Summary information and primary citation
- PDB-id
- 4aqy; SNAP-derived features in text and JSON formats;
DNAproDB
- Class
- ribosome
- Method
- X-ray (3.5 Å)
- Summary
- Structure of ribosome-apramycin complexes
- Reference
- Matt T, Ng CL, Lang K, Sha SH, Akbergenov R, Shcherbakov D, Meyer M, Duscha S, Xie J, Dubbaka SR, Perez-Fernandez D, Vasella A, Ramakrishnan V, Schacht J, Bottger EC (2012): "Dissociation of Antibacterial Activity and Aminoglycoside Ototoxicity in the 4-Monosubstituted 2-Deoxystreptamine Apramycin." Proc.Natl.Acad.Sci.USA, 109, 10984. doi: 10.1073/PNAS.1204073109.
- Abstract
- Aminoglycosides are potent antibacterials, but therapy is compromised by substantial toxicity causing, in particular, irreversible hearing loss. Aminoglycoside ototoxicity occurs both in a sporadic dose-dependent and in a genetically predisposed fashion. We recently have developed a mechanistic concept that postulates a key role for the mitochondrial ribosome (mitoribosome) in aminoglycoside ototoxicity.

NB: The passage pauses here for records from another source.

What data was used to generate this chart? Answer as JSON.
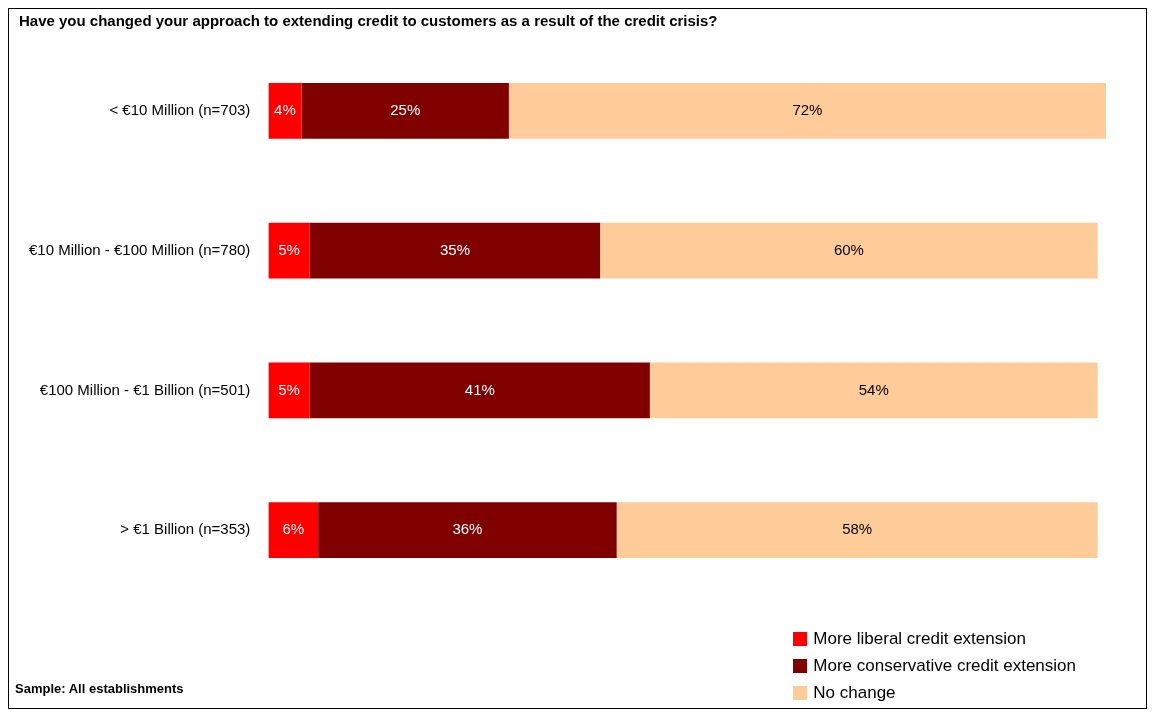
{
  "chart_data": {
    "type": "bar",
    "orientation": "horizontal",
    "stacked": true,
    "title": "Have you changed your approach to extending credit to customers as a result of the credit crisis?",
    "categories": [
      "< €10 Million (n=703)",
      "€10 Million - €100 Million (n=780)",
      "€100 Million - €1 Billion (n=501)",
      "> €1 Billion (n=353)"
    ],
    "series": [
      {
        "name": "More liberal credit extension",
        "color": "#ff0000",
        "values": [
          4,
          5,
          5,
          6
        ],
        "value_labels": [
          "4%",
          "5%",
          "5%",
          "6%"
        ]
      },
      {
        "name": "More conservative credit extension",
        "color": "#800000",
        "values": [
          25,
          35,
          41,
          36
        ],
        "value_labels": [
          "25%",
          "35%",
          "41%",
          "36%"
        ]
      },
      {
        "name": "No change",
        "color": "#ffcc99",
        "values": [
          72,
          60,
          54,
          58
        ],
        "value_labels": [
          "72%",
          "60%",
          "54%",
          "58%"
        ]
      }
    ],
    "grid": false,
    "legend": "bottom right",
    "tick_labels": "y",
    "annotations": [
      "Sample: All establishments"
    ]
  }
}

We now report on the surprising finding that apramycin, a structurally unique aminoglycoside licensed for veterinary use, shows little activity toward eukaryotic ribosomes, including hybrid ribosomes which were genetically engineered to carry the mitoribosomal aminoglycoside-susceptibility A1555G allele. In ex vivo cultures of cochlear explants and in the in vivo guinea pig model of chronic ototoxicity, apramycin causes only little hair cell damage and hearing loss but it is a potent antibacterial with good activity against a range of clinical pathogens, including multidrug-resistant Mycobacterium tuberculosis. These data provide proof of concept that antibacterial activity can be dissected from aminoglycoside ototoxicity. Together with 3D structures of apramycin-ribosome complexes at 3.5-Å resolution, our results provide a conceptual framework for further development of less toxic aminoglycosides by hypothesis-driven chemical synthesis.